Findings on Income Inequality and Social Mobility

This project explores rising income inequality and falling social mobility within the U.S. Currently, the top 10% of Americans control over 47% of the nation’s income, up from 34% in 1962. Together with rising inequality, the nation has seen falling social mobility, as now nearly 42% of Americans born into the bottom quintile remain there as adults. My research has found that there are four major causes of rising income inequality—changes in tax structure, increased globalization, technological improvements, and reductions in real minimum wages. Regarding social mobility, there appear to be two critical drivers: a widening achievement gap and rising income inequality. More than just focusing on causes, I have also studied the policy responses that President Obama and Congress can take to address rising inequality and falling social mobility. While there are numerous steps policymakers can take, in this blog post, I will identity three important ones.
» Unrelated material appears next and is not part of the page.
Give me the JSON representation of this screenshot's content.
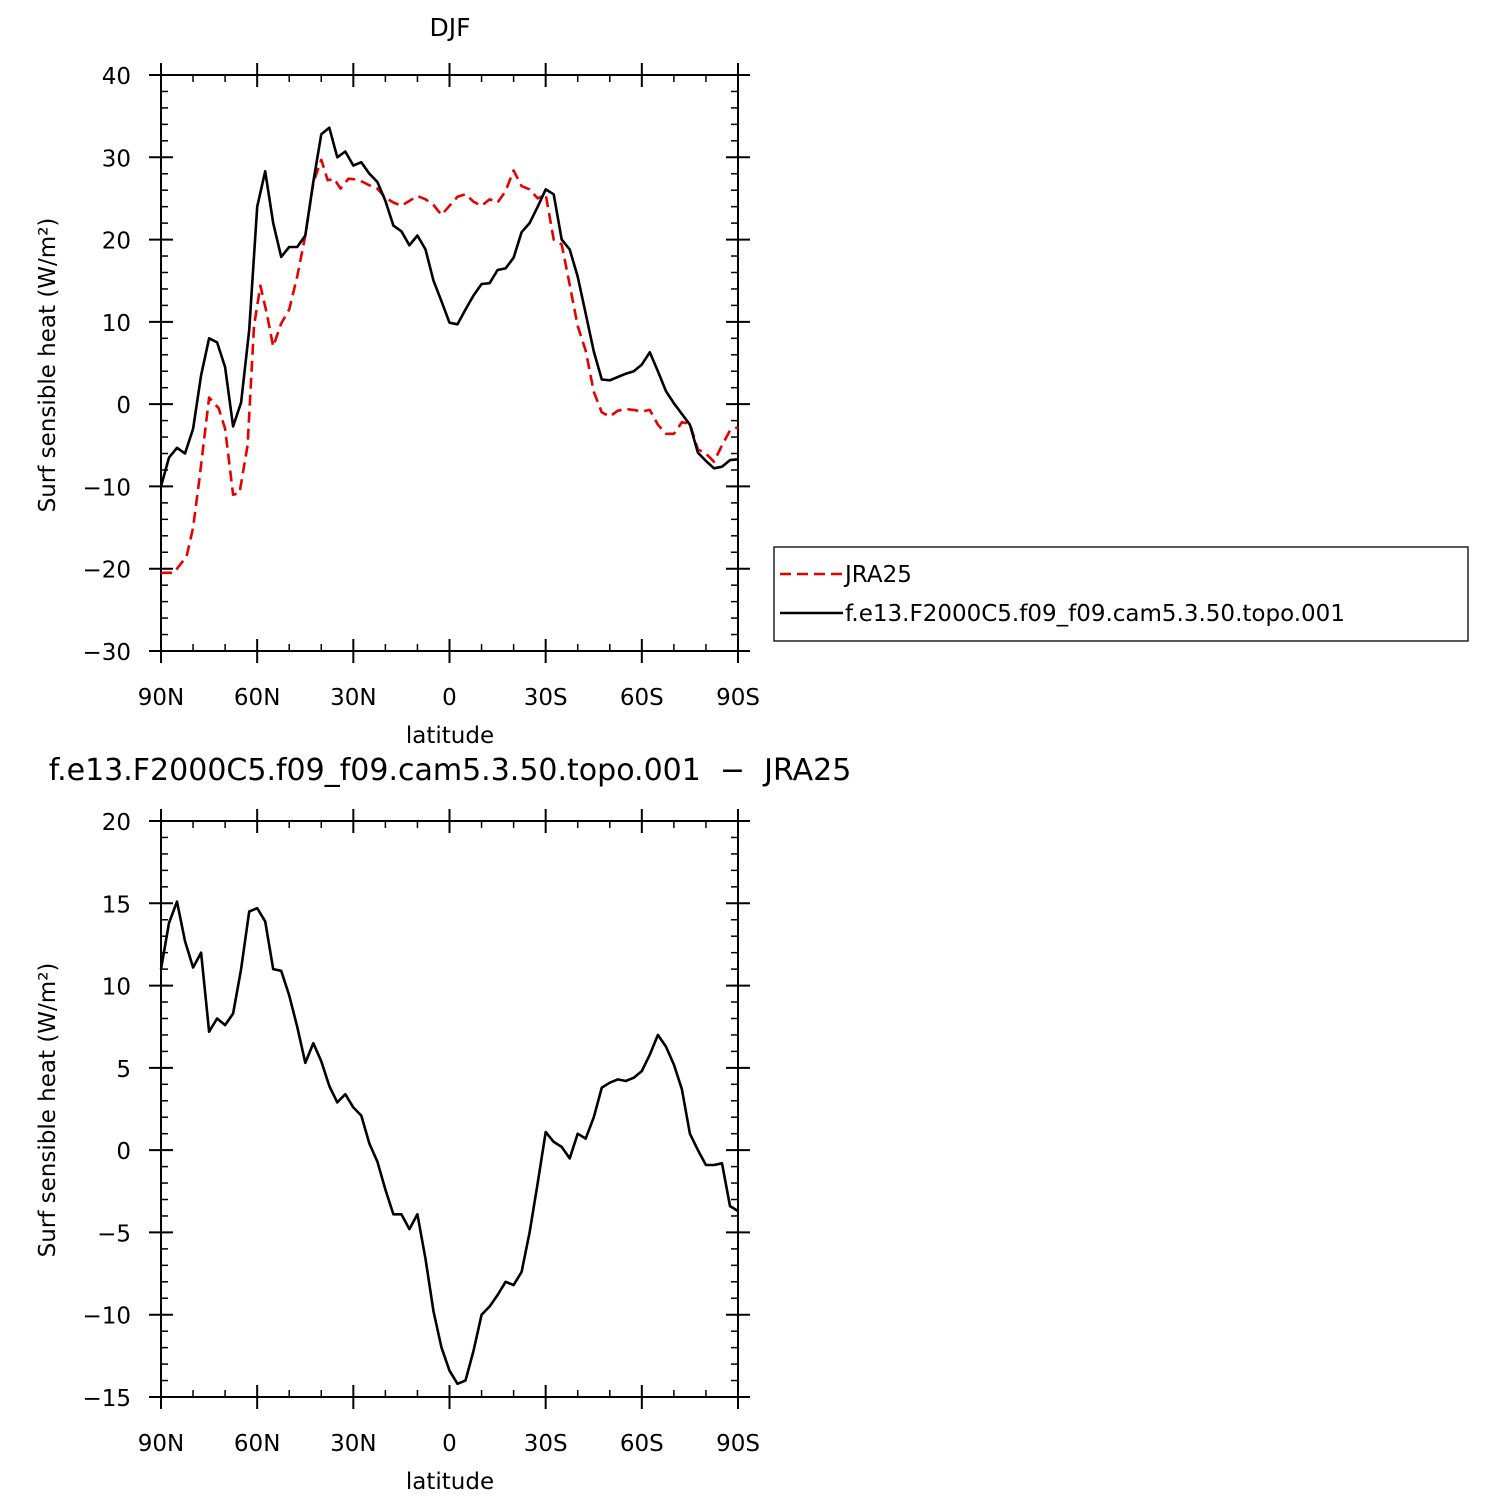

  1. The government should increase Pell Grant funding for post-secondary education, so that more Americans have the opportunity to attend college. Increasing the number of low-income Americans who attend college will both reduce income inequality and expand social mobility. First, given the significant college premium, graduating from college allows individuals to secure higher salaries, thereby, reducing inequality. Second, the most effective means for curbing inequality is reducing unemployment, for there is a wide gap between unemployed individuals (zero income) and the top quintile (minimum of $88,000 of income). College education can reduce unemployment, as college graduates currently experience 50% less and 66% less unemployment than high school graduates and high school dropouts, respectively. Regarding social mobility, if low-income Americans achieve a college education and earn a high-paying job they may be more likely to achieve upward mobility.
  2. The minimum wage should, at a minimum, be indexed to inflation so that low-income Americans do not experience a reduction in real income whenever prices rise. A more comprehensive policy of raising the minimum wage to at least $9 per hour, as President Obama outlined in his 2013 State of the Union, would play a significant role in reducing income inequality. Increasing family’s income is also associated with greater social mobility, for researchers found that “if a low-income family can make $3,000 more during a child’s first five years of life, the child is likely to make almost 20 percent more as an adult.”Some argue that increasing the minimum wage would result in job losses; however, work by economists David Card and Alan Krueger found “no large statistically significant negative impact on employment from raising minimum wage.”
  3. Federal and state governments should form a partnership to provide means-tested high-quality Pre-K education as President Obama outlined in his State of the Union. Pre-K should be free for all those with incomes upto 200% of the poverty line and then provided on a sliding scale for everyone else. It is important that the program be free so that low-income students can attend pre-K at a rate higher than the current 34%. The Pre-K program should also have teachers with a Bachelors degree, low student-teacher ratios, and curricula aligned with K-3. Such high-quality initiatives have a chance to reduce the achievement gap between low-income and high-income students and thereby expand equality of opportunity and increase social mobility. In fact, research has shown that high-quality Pre-K programs reduce rates of high-school dropout, teen pregnancy, crime and increase college attendance rates. These investments are also smart economic decisions, as National Institutes of Health research show they generate “up to $11 of economic benefits over a child’s lifetime for every dollar spent initially on the program.” Such an initiative may be viable through an alliance of business Republicans and progressive Democrats; both of whom have indicated their support for such a program. In fact, such a coalition emerged in San-Antonio which helped secure passage of the Pre-k 4 program.

While these are just three of the several policy recommendations I outline in my paper, these three initiatives would significantly help reduce inequality and expand mobility.